Adventures of a Hospitalist
Before I went on maternity leave, I was moonlighting (I moonlit?) at a community hospital. It's about an hour from the centre where I'm doing my emergency medicine training, and they had originally approached me about doing shifts in the emergency room. Just before I finished my family medicine training they arranged for me to work a buddy shift with the head of their emergency department (who also happens to be the head of the ED where I'm doing my residency) to test the waters. This community is clearly recruiting hard-core. I jumped at the opportunity. Like most community ED's, 99% of the stuff I saw during that 24 hour shift was routine. Belly pain, URTI's, broken bones, lacerations... nothing that made my heart race.
It was the other 1% that made me reconsider. Without delving into details that might compromise confidentiality, a pediatric trauma came in. A pre-teen with a traumatic head injury who was awake and alert but confused and combative. He didn't end up intubated, but was eventually transferred by air to the closest centre with a pediatric neurosurgeon (none of the adult neurosurgeons were comfortable taking the case). It scared the crap out of me, and still would if I faced the same patient today.
So I decided not to moonlight in the ED while I was completing my residency training. Certainly not before I had completed my PALS and ATLS (both of which I'm scheduled to take over the next couple of months). The decision was not made lightly-- they were offering me $3K a shift (and now have upped the ante to $4K a shift). Money I could REALLY use right now. It's hard to say no.

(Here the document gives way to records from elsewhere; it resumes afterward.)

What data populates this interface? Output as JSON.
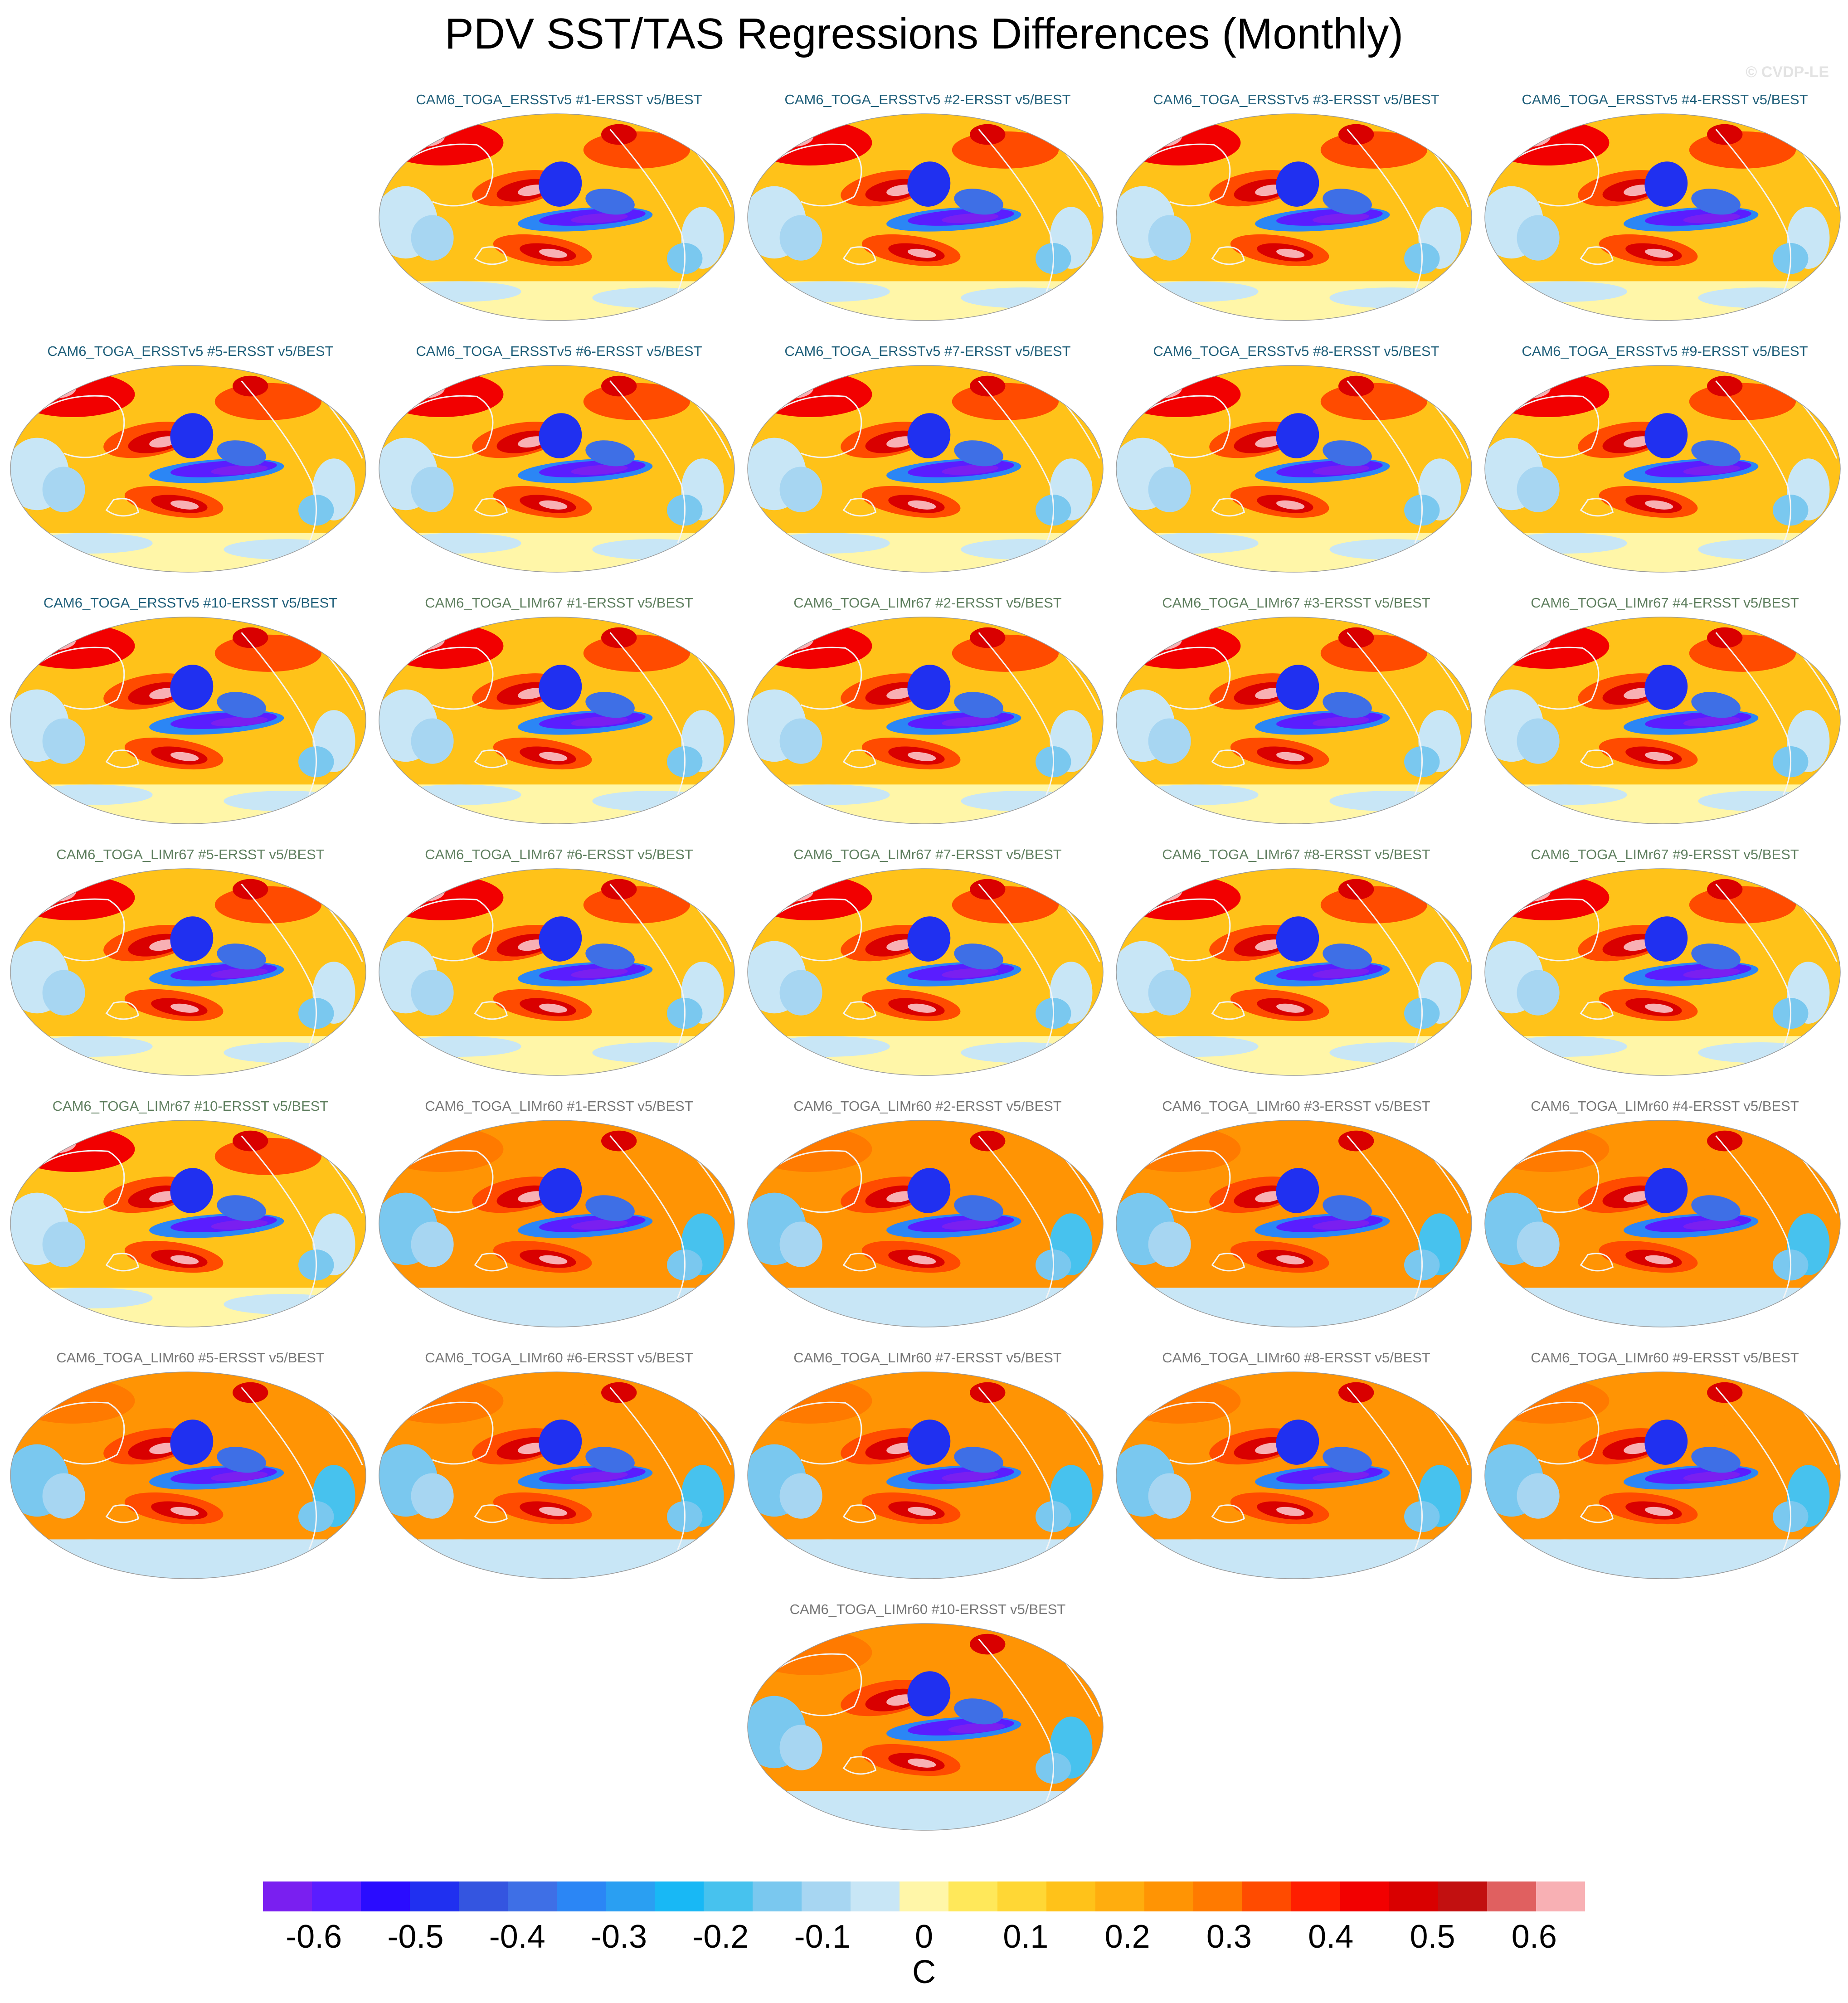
{
  "title": "PDV SST/TAS Regressions Differences (Monthly)",
  "credit": "© CVDP-LE",
  "chart_data": {
    "type": "heatmap",
    "projection": "Robinson (Pacific-centered global maps)",
    "field": "PDV SST/TAS regression differences",
    "colorbar": {
      "units": "C",
      "levels": [
        -0.65,
        -0.6,
        -0.55,
        -0.5,
        -0.45,
        -0.4,
        -0.35,
        -0.3,
        -0.25,
        -0.2,
        -0.15,
        -0.1,
        -0.05,
        0,
        0.05,
        0.1,
        0.15,
        0.2,
        0.25,
        0.3,
        0.35,
        0.4,
        0.45,
        0.5,
        0.55,
        0.6,
        0.65
      ],
      "tick_labels": [
        "-0.6",
        "-0.5",
        "-0.4",
        "-0.3",
        "-0.2",
        "-0.1",
        "0",
        "0.1",
        "0.2",
        "0.3",
        "0.4",
        "0.5",
        "0.6"
      ],
      "colors": [
        "#7a1ff0",
        "#5a1dff",
        "#2a0cff",
        "#2030f0",
        "#3455e0",
        "#3e6fe6",
        "#2b86f5",
        "#2a9ff2",
        "#18b8f5",
        "#47c2ee",
        "#7ac8ef",
        "#a7d6f2",
        "#c8e6f6",
        "#fff6a8",
        "#ffe85a",
        "#ffd735",
        "#ffc219",
        "#ffad0e",
        "#ff9404",
        "#ff7a00",
        "#ff4b00",
        "#ff1e00",
        "#f20000",
        "#d90000",
        "#c21010",
        "#e06060",
        "#f8b0b4"
      ]
    },
    "panels": [
      {
        "label": "CAM6_TOGA_ERSSTv5 #1-ERSST v5/BEST",
        "group": "ERSSTv5"
      },
      {
        "label": "CAM6_TOGA_ERSSTv5 #2-ERSST v5/BEST",
        "group": "ERSSTv5"
      },
      {
        "label": "CAM6_TOGA_ERSSTv5 #3-ERSST v5/BEST",
        "group": "ERSSTv5"
      },
      {
        "label": "CAM6_TOGA_ERSSTv5 #4-ERSST v5/BEST",
        "group": "ERSSTv5"
      },
      {
        "label": "CAM6_TOGA_ERSSTv5 #5-ERSST v5/BEST",
        "group": "ERSSTv5"
      },
      {
        "label": "CAM6_TOGA_ERSSTv5 #6-ERSST v5/BEST",
        "group": "ERSSTv5"
      },
      {
        "label": "CAM6_TOGA_ERSSTv5 #7-ERSST v5/BEST",
        "group": "ERSSTv5"
      },
      {
        "label": "CAM6_TOGA_ERSSTv5 #8-ERSST v5/BEST",
        "group": "ERSSTv5"
      },
      {
        "label": "CAM6_TOGA_ERSSTv5 #9-ERSST v5/BEST",
        "group": "ERSSTv5"
      },
      {
        "label": "CAM6_TOGA_ERSSTv5 #10-ERSST v5/BEST",
        "group": "ERSSTv5"
      },
      {
        "label": "CAM6_TOGA_LIMr67 #1-ERSST v5/BEST",
        "group": "LIMr67"
      },
      {
        "label": "CAM6_TOGA_LIMr67 #2-ERSST v5/BEST",
        "group": "LIMr67"
      },
      {
        "label": "CAM6_TOGA_LIMr67 #3-ERSST v5/BEST",
        "group": "LIMr67"
      },
      {
        "label": "CAM6_TOGA_LIMr67 #4-ERSST v5/BEST",
        "group": "LIMr67"
      },
      {
        "label": "CAM6_TOGA_LIMr67 #5-ERSST v5/BEST",
        "group": "LIMr67"
      },
      {
        "label": "CAM6_TOGA_LIMr67 #6-ERSST v5/BEST",
        "group": "LIMr67"
      },
      {
        "label": "CAM6_TOGA_LIMr67 #7-ERSST v5/BEST",
        "group": "LIMr67"
      },
      {
        "label": "CAM6_TOGA_LIMr67 #8-ERSST v5/BEST",
        "group": "LIMr67"
      },
      {
        "label": "CAM6_TOGA_LIMr67 #9-ERSST v5/BEST",
        "group": "LIMr67"
      },
      {
        "label": "CAM6_TOGA_LIMr67 #10-ERSST v5/BEST",
        "group": "LIMr67"
      },
      {
        "label": "CAM6_TOGA_LIMr60 #1-ERSST v5/BEST",
        "group": "LIMr60"
      },
      {
        "label": "CAM6_TOGA_LIMr60 #2-ERSST v5/BEST",
        "group": "LIMr60"
      },
      {
        "label": "CAM6_TOGA_LIMr60 #3-ERSST v5/BEST",
        "group": "LIMr60"
      },
      {
        "label": "CAM6_TOGA_LIMr60 #4-ERSST v5/BEST",
        "group": "LIMr60"
      },
      {
        "label": "CAM6_TOGA_LIMr60 #5-ERSST v5/BEST",
        "group": "LIMr60"
      },
      {
        "label": "CAM6_TOGA_LIMr60 #6-ERSST v5/BEST",
        "group": "LIMr60"
      },
      {
        "label": "CAM6_TOGA_LIMr60 #7-ERSST v5/BEST",
        "group": "LIMr60"
      },
      {
        "label": "CAM6_TOGA_LIMr60 #8-ERSST v5/BEST",
        "group": "LIMr60"
      },
      {
        "label": "CAM6_TOGA_LIMr60 #9-ERSST v5/BEST",
        "group": "LIMr60"
      },
      {
        "label": "CAM6_TOGA_LIMr60 #10-ERSST v5/BEST",
        "group": "LIMr60"
      }
    ],
    "label_colors": {
      "ERSSTv5": "#1f5f7a",
      "LIMr67": "#5f7f5f",
      "LIMr60": "#777777"
    }
  }
}
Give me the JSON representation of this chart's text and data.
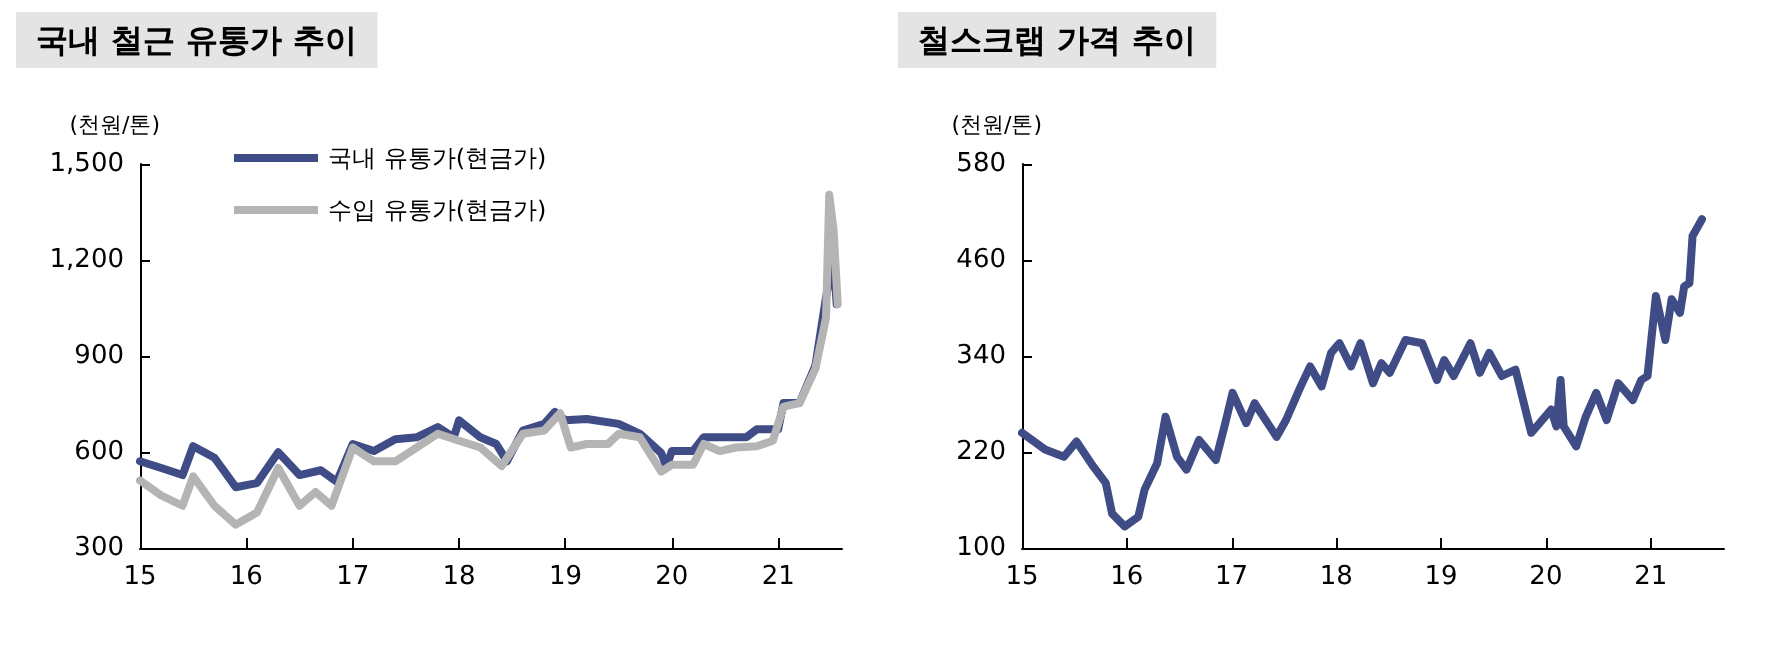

But the hospitalist position was a perfect compromise. The hospital was desperate for coverage, and were hoping to lure me into signing with them when my training was done. The deal was sweet-- a spot on their Family Health Team, shifts in the ED, inpatient care (in the GP-run hospital), and some work in the nursing home attached to the hospital-- all of this for $500K a year. So doing the hospitalist gig occasionally would let me get familiar with the hospital and it's staff, and help me decide if I should commit to them or not.
Instead, I learned a lesson... nurses can make or break an entire hospital.
Working in academic centres has been a mixed blessing when it comes to relationships with nurses. They are used to working with residents (and therefore having an MD in house all the time) and therefore may end up calling the resident for relatively minor issues simply because they're there and available. There are some truly phenomenal nurses that I've worked with that have probably forgotten more medicine than I know. And although I came across the odd bad apple, it seemed that in an academic environment the damage a lazy or incompetent nurse could do was mitigated by the fact that they often worked with other (better) nurses who could advise them and pick up the slack. I've complained about the occasional nurse in this blog before, but raved about good nurses far more than I've complained about them. And now I realize that I've been spoiled.
Among the issues I've seen/experienced in my time at this hospital:
- Orders for tests being disregarded. Seriously. If I ordered a test, it's because I think it's needed. If you disagree, tell me. Or the doctor on call. But to simply not carry out the order? You have to be kidding me.
- Along the same lines-- if I am requesting accurate ins and outs on a patient with heart failure, DO THEM. Simply writing 'to bathroom' on the fluid output sheet isn't enough. I'm not asking you to cath them, just ask them to pee in the freaking hat.
- Please don't come to me in a panic because your patient doesn't have breath sounds on the right. Not when it is CLEARLY documented in both the admission notes and progress notes that the patient had a right lobectomy 5 years ago and NEVER has breath sounds on the right. You only have 2-3 patients in your care and none of them are particularly acute... take a second to flip through your patient's chart.
- If there are three nurses gathered at the nursing station gossiping and a patient's family member asks if he can have a glass of water, don't sigh loudly, roll your eyes and act like breaking up the gossip party is the biggest imposition in the world.
- You know I'm only here to round. You know that every time I come in, the first thing I do is ask the nurses if there are any urgent issues with their patients. Please be ready to answer the question. I know you've been on for three hours by the time I come in.
Some of these are minor complaints, I know. Except for the 'disregarding orders' thing. But the bottom line is the fact that these nurses just don't seem to care. Maybe I'm being naive, but I can't imagine someone with a job as important as a nurse simply going to work and going through the motions. And not even all the motions, as they seem to pick and choose the duties that they deem necessary and do the bare minimum in order to keep their jobs. The nurse manager says that she's so inundated with complaints against the nurses (from both doctors and patients) that dealing with them has become the primary focus of her job. She is planning to quit.
The experience made me realize that no amount of money in the world will make me work in this environment. And it's no wonder they've had so many problems keeping physicians. And it made me that much more hesitant to take any emerg shifts there-- not when I feel like I can't trust the nurses.
Memo to hospital administration-- there's more to physician recruitment and retention than throwing money at the problem. Who'da thunk it.